Ao g1, ela ressaltou que a situação ocorreu justamente porque ninguém se importou a falar com elas.
“A única coisa completa que tem para o autista é a Ação Civil Pública. E eu estou batendo nisso aí desde 2021, depois que eu peguei o diagnóstico do meu neto. Minha filha já tentou suicídio, meu neto é autista nível 3 de suporte, e eu estou correndo. Protocolei aqui e eles não querem executar. Em maio, eu fiquei três dias aqui, dia 8, 9, e no dia 10. Não tem escola preparada, não tem terapia, não dão medicação, não tem transporte, e os autistas têm crise. Os maiores batem, eles se mutilam”, ressaltou.
Direitos garantidos
Tanto Shirley quanto Márcia estão sendo acompanhadas pelo advogado Adriano Santos. Ele ressaltou que elas e outras mães lutam para que se cumpra a Ação Civil Pública que condenou o estado de São Paulo a disponibilizar atendimento adequado nas áreas da saúde, educação e assistência social a pessoas com TEA.

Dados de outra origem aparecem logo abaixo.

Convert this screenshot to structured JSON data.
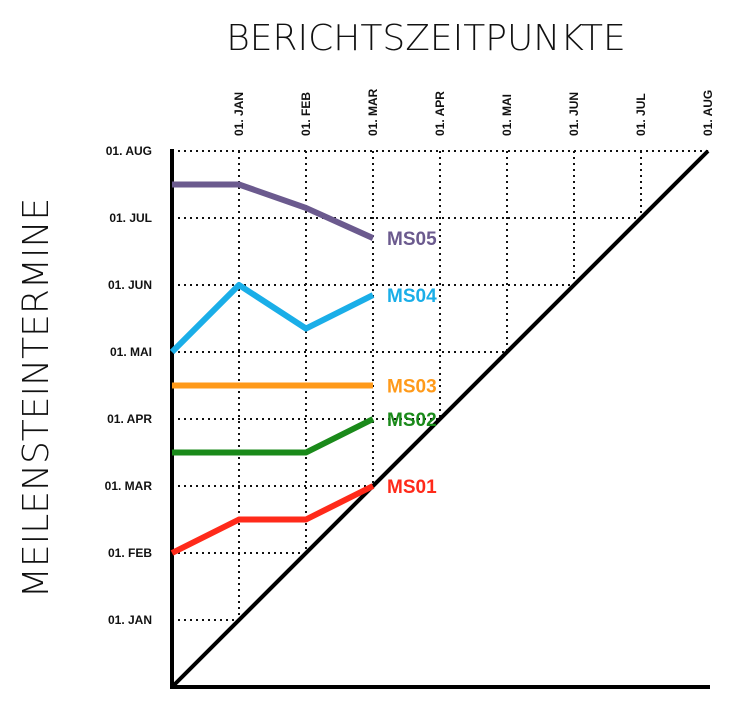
{
  "chart_data": {
    "type": "line",
    "title": "BERICHTSZEITPUNKTE",
    "xlabel": "",
    "ylabel": "MEILENSTEINTERMINE",
    "x_ticks": [
      "01. JAN",
      "01. FEB",
      "01. MAR",
      "01. APR",
      "01. MAI",
      "01. JUN",
      "01. JUL",
      "01. AUG"
    ],
    "y_ticks": [
      "01. JAN",
      "01. FEB",
      "01. MAR",
      "01. APR",
      "01. MAI",
      "01. JUN",
      "01. JUL",
      "01. AUG"
    ],
    "x_categories": [
      "",
      "01. JAN",
      "01. FEB",
      "01. MAR"
    ],
    "axis_range_months": [
      0,
      8
    ],
    "grid": true,
    "diagonal": true,
    "series": [
      {
        "name": "MS01",
        "color": "#ff2a1a",
        "values": [
          2.0,
          2.5,
          2.5,
          3.0
        ]
      },
      {
        "name": "MS02",
        "color": "#1a8a1a",
        "values": [
          3.5,
          3.5,
          3.5,
          4.0
        ]
      },
      {
        "name": "MS03",
        "color": "#ff9a1a",
        "values": [
          4.5,
          4.5,
          4.5,
          4.5
        ]
      },
      {
        "name": "MS04",
        "color": "#1aaee8",
        "values": [
          5.0,
          6.0,
          5.35,
          5.85
        ]
      },
      {
        "name": "MS05",
        "color": "#6b5a8e",
        "values": [
          7.5,
          7.5,
          7.15,
          6.7
        ]
      }
    ]
  }
}
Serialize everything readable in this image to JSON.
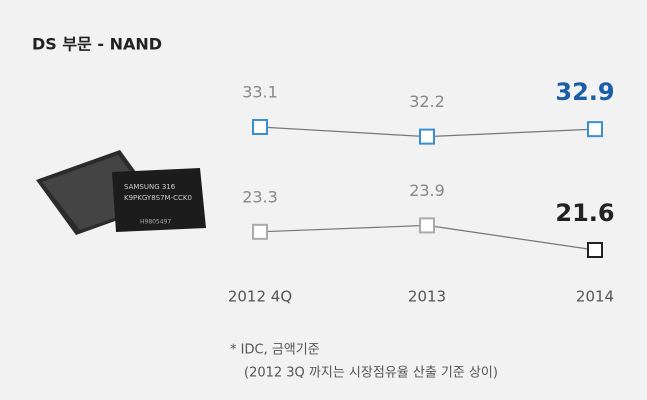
{
  "chart_data": {
    "type": "line",
    "title": "DS 부문 - NAND",
    "categories": [
      "2012 4Q",
      "2013",
      "2014"
    ],
    "series": [
      {
        "color": "#3a8fd0",
        "last_color": "#1b5ea8",
        "values": [
          33.1,
          32.2,
          32.9
        ]
      },
      {
        "color": "#aaaaaa",
        "last_color": "#222222",
        "values": [
          23.3,
          23.9,
          21.6
        ]
      }
    ],
    "notes": [
      "* IDC, 금액기준",
      "(2012 3Q 까지는 시장점유율 산출 기준 상이)"
    ]
  }
}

A ação foi proposta pelo Ministério Público do Estado em 2000. A decisão foi dada pelo juiz em 2001 e confirmada pelo Tribunal de Justiça em 2005, tendo transitado em julgado em 2006.
O estado foi condenado a providenciar unidades especializadas próprias e gratuitas para o tratamento de saúde, educacional e assistencial às pessoas com autismo, em regime integral e parcial especializados para todos os residentes em São Paulo.

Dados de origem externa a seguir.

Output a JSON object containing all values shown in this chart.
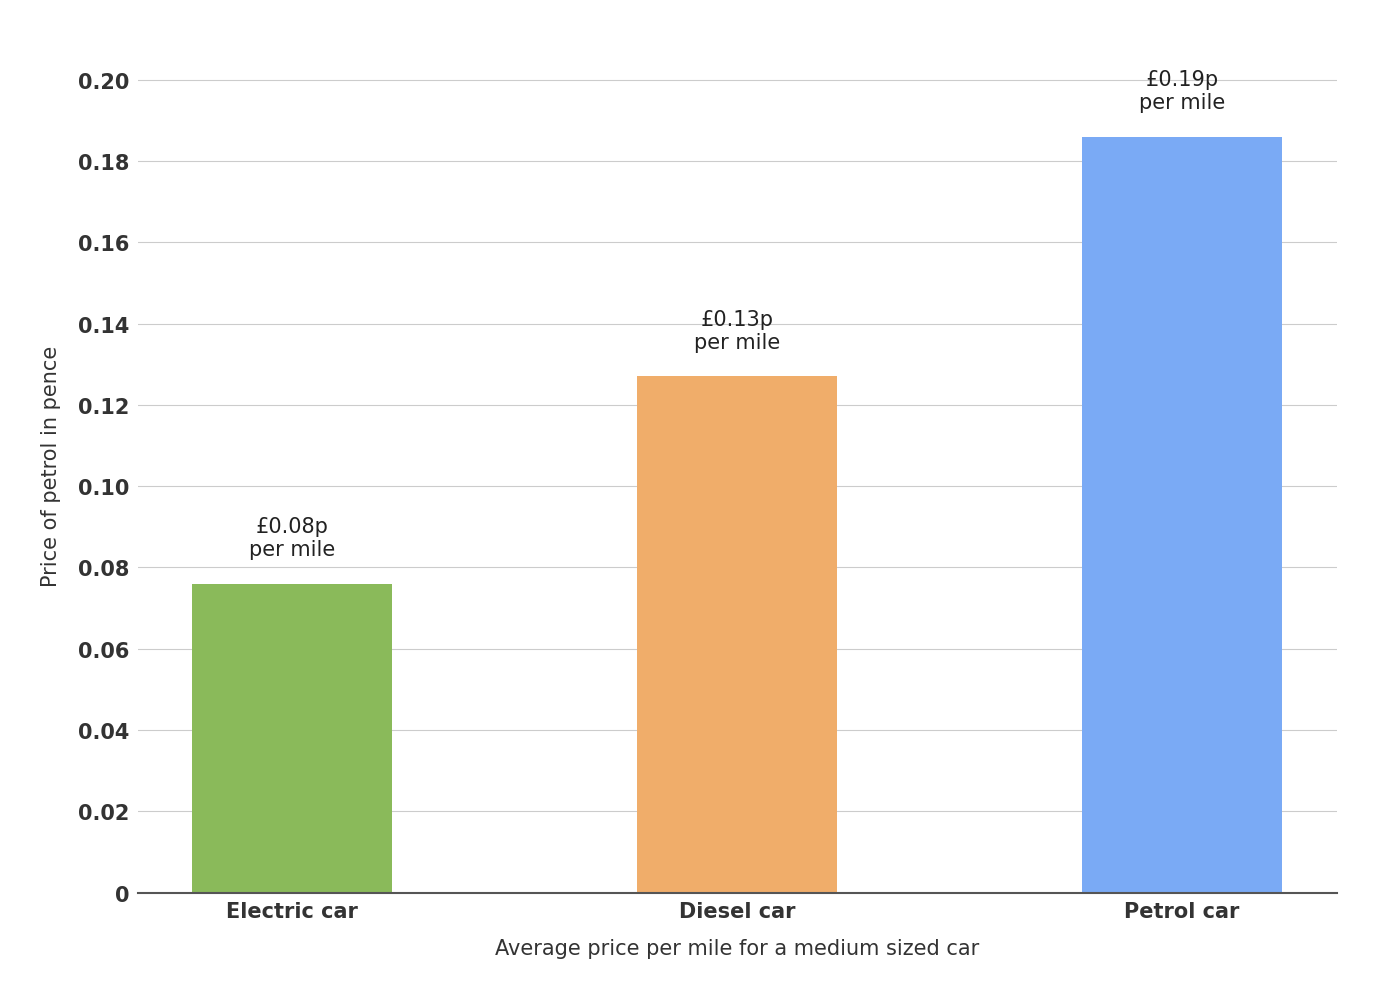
{
  "categories": [
    "Electric car",
    "Diesel car",
    "Petrol car"
  ],
  "values": [
    0.076,
    0.127,
    0.186
  ],
  "bar_colors": [
    "#8aba5a",
    "#f0ad6a",
    "#7aaaf5"
  ],
  "annotation_texts": [
    "£0.08p\nper mile",
    "£0.13p\nper mile",
    "£0.19p\nper mile"
  ],
  "annotation_offsets": [
    0.006,
    0.006,
    0.006
  ],
  "xlabel": "Average price per mile for a medium sized car",
  "ylabel": "Price of petrol in pence",
  "ylim": [
    0,
    0.21
  ],
  "ytick_values": [
    0,
    0.02,
    0.04,
    0.06,
    0.08,
    0.1,
    0.12,
    0.14,
    0.16,
    0.18,
    0.2
  ],
  "ytick_labels": [
    "0",
    "0.02",
    "0.04",
    "0.06",
    "0.08",
    "0.10",
    "0.12",
    "0.14",
    "0.16",
    "0.18",
    "0.20"
  ],
  "background_color": "#ffffff",
  "grid_color": "#cccccc",
  "xlabel_fontsize": 15,
  "ylabel_fontsize": 15,
  "tick_fontsize": 15,
  "annotation_fontsize": 15,
  "bar_width": 0.45
}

Desde 2014, houve uma batalha judicial travada pelo estado pela derrubada dos benefícios assegurados pela ação. Até que, em 18 de dezembro de 2023, a Defensoria Pública de SP divulgou que havia obtido decisão favorável no Tribunal de Justiça de São Paulo para manter a condenação decorrente da ação civil pública.
A decisão atendeu a um recurso tanto da Defensoria e do Ministério Público, que também se opôs à extinção dos benefícios.
Na época, o Núcleo Especializado de Direitos da Pessoa Idosa e da Pessoa com Deficiência da Defensoria (Nediped) informou que o estado não havia implementado políticas públicas adequadas para pessoas com TEA.
“Não há serviços no SUS que garantam o atendimento e nem serviços especializados conveniados, tanto que, inclusive, se juntou nesta ação civil pública informação sobre lista de espera nas conveniadas da região de Campinas”, explicaram na época a defensora Renata Flores Tibyriçá e o defensor Rodrigo Gruppi, da coordenação do Nediped, em nota divulgada pela Defensoria.